En fonction de son mérite, donc.

Pas de doute, les soi disant libéraux de tous poils vont applaudir avec les deux mains.

Mais ont-ils vraiment considéré les conséquences pratiques ?

Dans le cas contraire, difficile de les blâmer. Le mérite a le mérite d’être un terme suffisamment flou pour laisser un large choix d’interprétation ce qui en soit est un bel exemple de libéralisme idéologique : réflexion sans entraves théoriques…

Mais trêve de sarcasmes et revenons à la véritable problématique suscitée par cette réflexion : comment mesurer le mérite ?

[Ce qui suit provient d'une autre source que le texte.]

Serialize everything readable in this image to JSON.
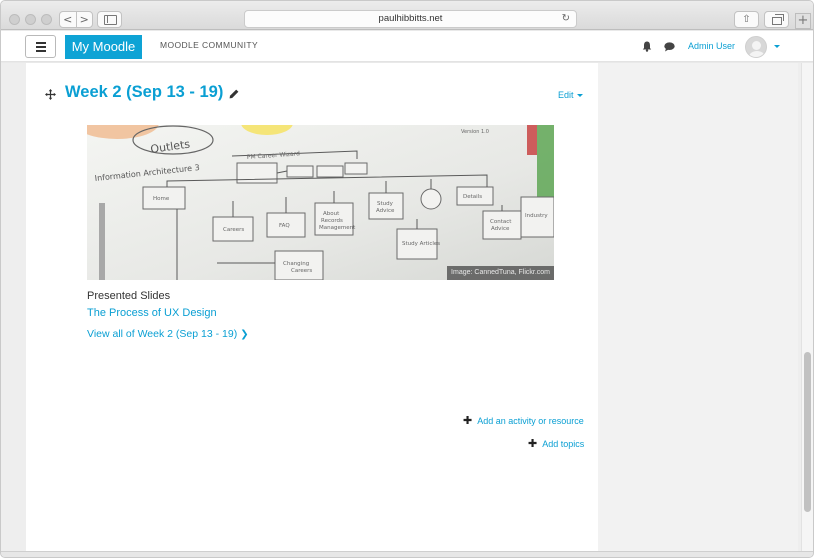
{
  "browser": {
    "url": "paulhibbitts.net",
    "back_glyph": "<",
    "forward_glyph": ">",
    "reload_glyph": "↻",
    "share_glyph": "⇧",
    "newtab_glyph": "+"
  },
  "navbar": {
    "brand": "My Moodle",
    "community": "MOODLE COMMUNITY",
    "user_name": "Admin User"
  },
  "section": {
    "title": "Week 2 (Sep 13 - 19)",
    "edit_label": "Edit",
    "image_credit": "Image: CannedTuna, Flickr.com",
    "slides_label": "Presented Slides",
    "slides_link": "The Process of UX Design",
    "view_all": "View all of Week 2 (Sep 13 - 19)",
    "view_all_chevron": "❯"
  },
  "actions": {
    "add_activity": "Add an activity or resource",
    "add_topics": "Add topics",
    "plus_glyph": "✚"
  },
  "colors": {
    "accent": "#0a9fd3",
    "brand_bg": "#0ea3d5"
  },
  "icons": [
    "bell-icon",
    "chat-icon",
    "move-icon",
    "pencil-icon",
    "plus-icon",
    "hamburger-icon",
    "chevron-right-icon"
  ]
}
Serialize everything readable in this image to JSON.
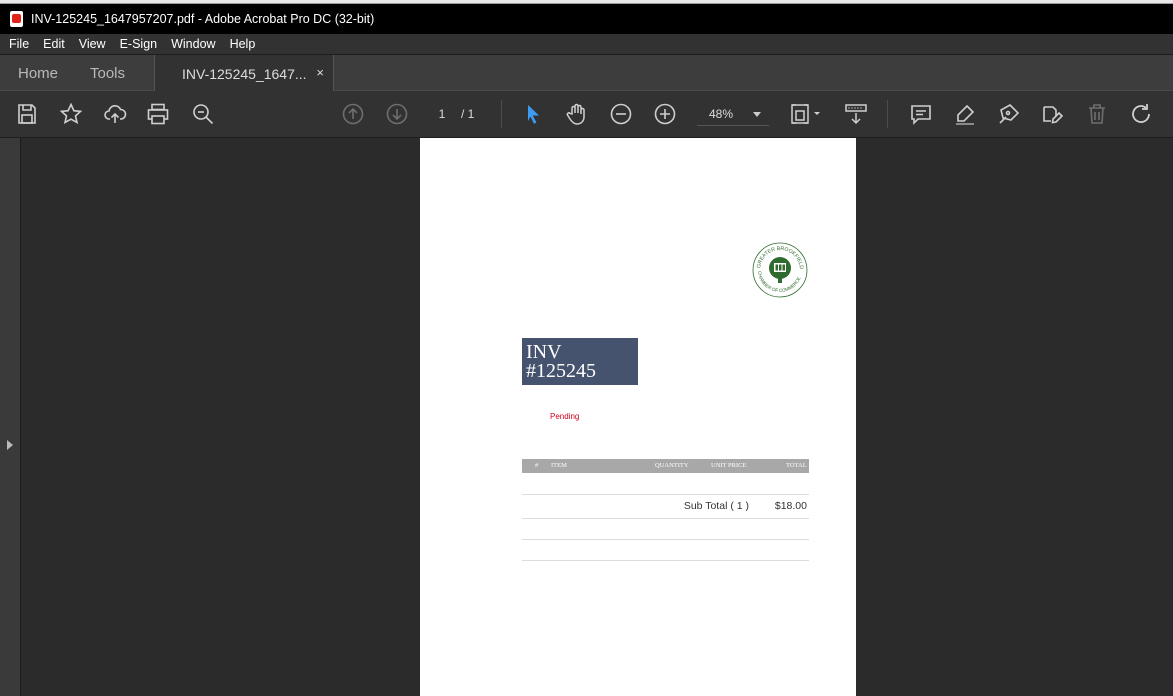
{
  "window": {
    "title": "INV-125245_1647957207.pdf - Adobe Acrobat Pro DC (32-bit)"
  },
  "menu": [
    "File",
    "Edit",
    "View",
    "E-Sign",
    "Window",
    "Help"
  ],
  "tabs": {
    "home": "Home",
    "tools": "Tools",
    "document": "INV-125245_1647...",
    "close": "×"
  },
  "toolbar": {
    "icons": [
      "save-icon",
      "bookmark-star-icon",
      "upload-cloud-icon",
      "print-icon",
      "zoom-search-icon",
      "page-up-icon",
      "page-down-icon",
      "select-pointer-icon",
      "hand-icon",
      "zoom-out-icon",
      "zoom-in-icon",
      "page-fit-icon",
      "scroll-mode-icon",
      "comment-icon",
      "highlight-icon",
      "draw-icon",
      "fill-sign-icon",
      "delete-icon",
      "rotate-icon"
    ],
    "page_current": "1",
    "page_total": "/ 1",
    "zoom": "48%"
  },
  "document": {
    "invoice_title": "INV\n#125245",
    "invoice_line1": "INV",
    "invoice_line2": "#125245",
    "status": "Pending",
    "status_color": "#d0021b",
    "header_color": "#46536e",
    "table": {
      "columns": [
        "#",
        "ITEM",
        "QUANTITY",
        "UNIT PRICE",
        "TOTAL"
      ]
    },
    "subtotal_label": "Sub Total ( 1 )",
    "subtotal_value": "$18.00",
    "logo": {
      "arc_text_top": "GREATER BROOKFIELD",
      "arc_text_bottom": "CHAMBER OF COMMERCE",
      "color": "#2f6b2f"
    }
  }
}
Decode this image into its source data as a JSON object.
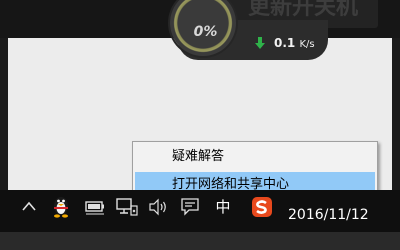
{
  "background_button": {
    "label": "更新开关机"
  },
  "speed_widget": {
    "gauge_text": "0%",
    "download_speed": "0.1",
    "download_unit": "K/s"
  },
  "context_menu": {
    "items": [
      {
        "label": "疑难解答"
      },
      {
        "label": "打开网络和共享中心",
        "highlighted": true
      }
    ]
  },
  "taskbar": {
    "tray_icons": [
      "chevron-up-icon",
      "qq-penguin-icon",
      "battery-icon",
      "network-icon",
      "volume-icon",
      "action-center-icon",
      "input-method-icon",
      "sogou-icon"
    ],
    "input_method": "中",
    "clock_date": "2016/11/12"
  },
  "colors": {
    "menu_highlight": "#91c9f7",
    "taskbar": "#0f0f0f",
    "window_area": "#ececec"
  }
}
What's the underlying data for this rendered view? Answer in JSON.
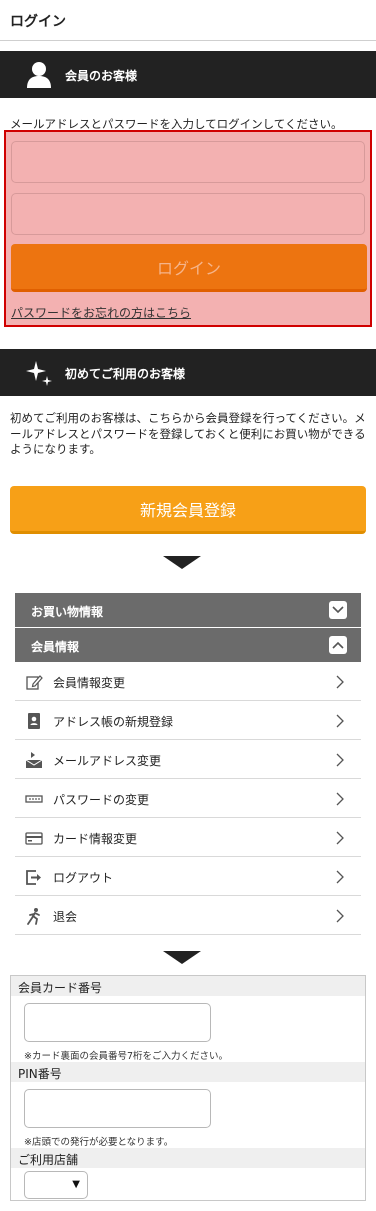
{
  "page": {
    "title": "ログイン"
  },
  "member_section": {
    "heading": "会員のお客様",
    "icon": "person-icon",
    "intro": "メールアドレスとパスワードを入力してログインしてください。",
    "email_placeholder": "",
    "password_placeholder": "",
    "login_button": "ログイン",
    "forgot_link": "パスワードをお忘れの方はこちら"
  },
  "new_section": {
    "heading": "初めてご利用のお客様",
    "icon": "sparkle-icon",
    "text": "初めてご利用のお客様は、こちらから会員登録を行ってください。メールアドレスとパスワードを登録しておくと便利にお買い物ができるようになります。",
    "register_button": "新規会員登録"
  },
  "accordion": {
    "shopping": {
      "label": "お買い物情報",
      "state": "collapsed"
    },
    "member": {
      "label": "会員情報",
      "state": "expanded"
    }
  },
  "menu": [
    {
      "label": "会員情報変更",
      "icon": "edit-icon"
    },
    {
      "label": "アドレス帳の新規登録",
      "icon": "address-book-icon"
    },
    {
      "label": "メールアドレス変更",
      "icon": "mail-change-icon"
    },
    {
      "label": "パスワードの変更",
      "icon": "password-icon"
    },
    {
      "label": "カード情報変更",
      "icon": "card-icon"
    },
    {
      "label": "ログアウト",
      "icon": "logout-icon"
    },
    {
      "label": "退会",
      "icon": "running-person-icon"
    }
  ],
  "card_form": {
    "card_number_label": "会員カード番号",
    "card_number_note": "※カード裏面の会員番号7桁をご入力ください。",
    "pin_label": "PIN番号",
    "pin_note": "※店頭での発行が必要となります。",
    "store_label": "ご利用店舗",
    "store_selected": ""
  },
  "colors": {
    "header_bg": "#222222",
    "login_button": "#ed7410",
    "register_button": "#f7a017",
    "highlight_border": "#d00000",
    "highlight_fill": "#f3b1b1",
    "accordion_bg": "#6b6b6b"
  }
}
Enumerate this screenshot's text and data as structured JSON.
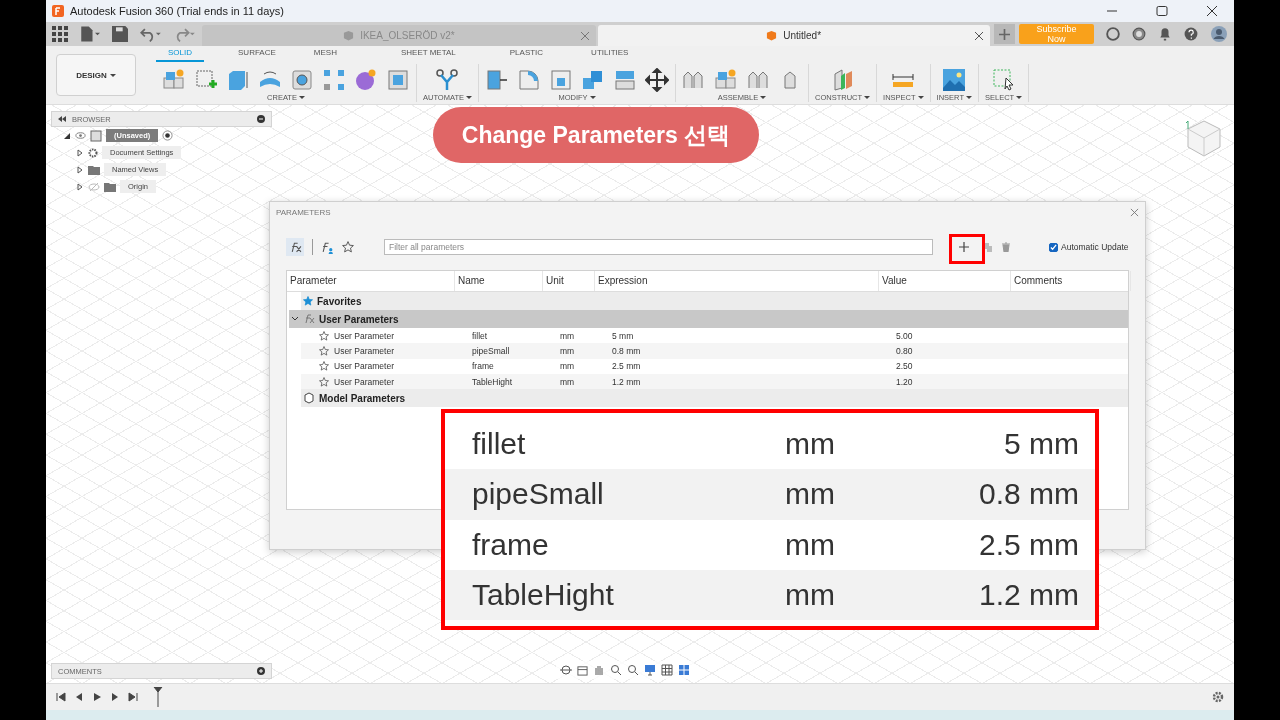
{
  "window": {
    "title": "Autodesk Fusion 360 (Trial ends in 11 days)"
  },
  "document_tabs": [
    {
      "label": "IKEA_OLSERÖD v2*",
      "selected": false
    },
    {
      "label": "Untitled*",
      "selected": true
    }
  ],
  "subscribe_button": "Subscribe Now",
  "workspace_button": "DESIGN",
  "toolbar_tabs": [
    {
      "label": "SOLID",
      "selected": true
    },
    {
      "label": "SURFACE",
      "selected": false
    },
    {
      "label": "MESH",
      "selected": false
    },
    {
      "label": "SHEET METAL",
      "selected": false
    },
    {
      "label": "PLASTIC",
      "selected": false
    },
    {
      "label": "UTILITIES",
      "selected": false
    }
  ],
  "toolbar_groups": [
    {
      "kind": "create",
      "label": "CREATE"
    },
    {
      "kind": "automate",
      "label": "AUTOMATE"
    },
    {
      "kind": "modify",
      "label": "MODIFY"
    },
    {
      "kind": "assemble",
      "label": "ASSEMBLE"
    },
    {
      "kind": "construct",
      "label": "CONSTRUCT"
    },
    {
      "kind": "inspect",
      "label": "INSPECT"
    },
    {
      "kind": "insert",
      "label": "INSERT"
    },
    {
      "kind": "select",
      "label": "SELECT"
    }
  ],
  "browser": {
    "title": "BROWSER",
    "items": [
      {
        "label": "(Unsaved)",
        "kind": "component",
        "expanded": true,
        "children": [
          {
            "label": "Document Settings",
            "kind": "settings",
            "expanded": false
          },
          {
            "label": "Named Views",
            "kind": "folder",
            "expanded": false
          },
          {
            "label": "Origin",
            "kind": "hidden-folder",
            "expanded": false
          }
        ]
      }
    ]
  },
  "comments_panel": {
    "title": "COMMENTS"
  },
  "annotation": {
    "text": "Change Parameters 선택"
  },
  "dialog": {
    "title": "PARAMETERS",
    "filter": {
      "placeholder": "Filter all parameters"
    },
    "automatic_update": {
      "label": "Automatic Update",
      "checked": true
    },
    "columns": [
      "Parameter",
      "Name",
      "Unit",
      "Expression",
      "Value",
      "Comments"
    ],
    "groups": [
      {
        "label": "Favorites",
        "kind": "favorites",
        "expanded": false,
        "selected": false
      },
      {
        "label": "User Parameters",
        "kind": "user",
        "expanded": true,
        "selected": true,
        "rows": [
          {
            "type": "User Parameter",
            "name": "fillet",
            "unit": "mm",
            "expression": "5 mm",
            "value": "5.00",
            "favorite": false
          },
          {
            "type": "User Parameter",
            "name": "pipeSmall",
            "unit": "mm",
            "expression": "0.8 mm",
            "value": "0.80",
            "favorite": false
          },
          {
            "type": "User Parameter",
            "name": "frame",
            "unit": "mm",
            "expression": "2.5 mm",
            "value": "2.50",
            "favorite": false
          },
          {
            "type": "User Parameter",
            "name": "TableHight",
            "unit": "mm",
            "expression": "1.2 mm",
            "value": "1.20",
            "favorite": false
          }
        ]
      },
      {
        "label": "Model Parameters",
        "kind": "model",
        "expanded": false,
        "selected": false
      }
    ]
  },
  "callout": {
    "rows": [
      {
        "name": "fillet",
        "unit": "mm",
        "expression": "5 mm"
      },
      {
        "name": "pipeSmall",
        "unit": "mm",
        "expression": "0.8 mm"
      },
      {
        "name": "frame",
        "unit": "mm",
        "expression": "2.5 mm"
      },
      {
        "name": "TableHight",
        "unit": "mm",
        "expression": "1.2 mm"
      }
    ]
  }
}
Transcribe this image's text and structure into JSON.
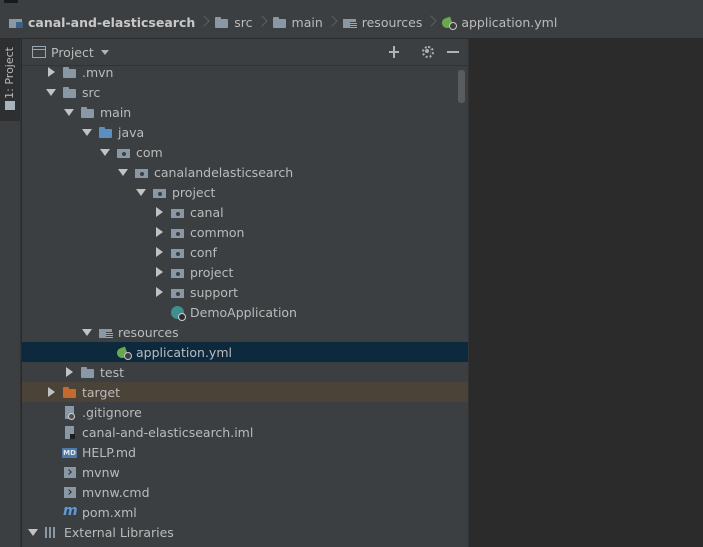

Les inégalités se mesurent, les revenus des ménages se mesurent, les résultats scolaires et les diplômes se mesurent, le salaire obtenu se mesure…

Cas concret :

Sachant que la probabilité d’intégrer une grande école est de 2 à 5% pour un fils d’ouvrier ou de chômeur longue durée contre plus de 50% pour un fils de cadre, on devrait logiquement conclure que les enfants issus de la classe sociale la plus défavorisée sont les plus méritants et doivent être récompensés en conséquence. Donc, confions la responsabilité des entreprises du CAC 40 aux 40 enfants d’émigrés ou de chômeurs qui ont su surmonter leur précarité et leur handicap initial pour prouver qu’ils étaient des battants en grimpant aux barreaux de l’échelle sociale. Plus pernicieux encore : un enfant défavorisé qui arrive jusqu’au BAC est il plus méritant qu’un enfant disposant de tout pour réussir (possibilité de payer des cours particuliers, séjours linguistiques, une chambre pour lui tout seul afin de travailler au calme, suivi scolaire par les parents) qui va jusqu’à un doctorat ?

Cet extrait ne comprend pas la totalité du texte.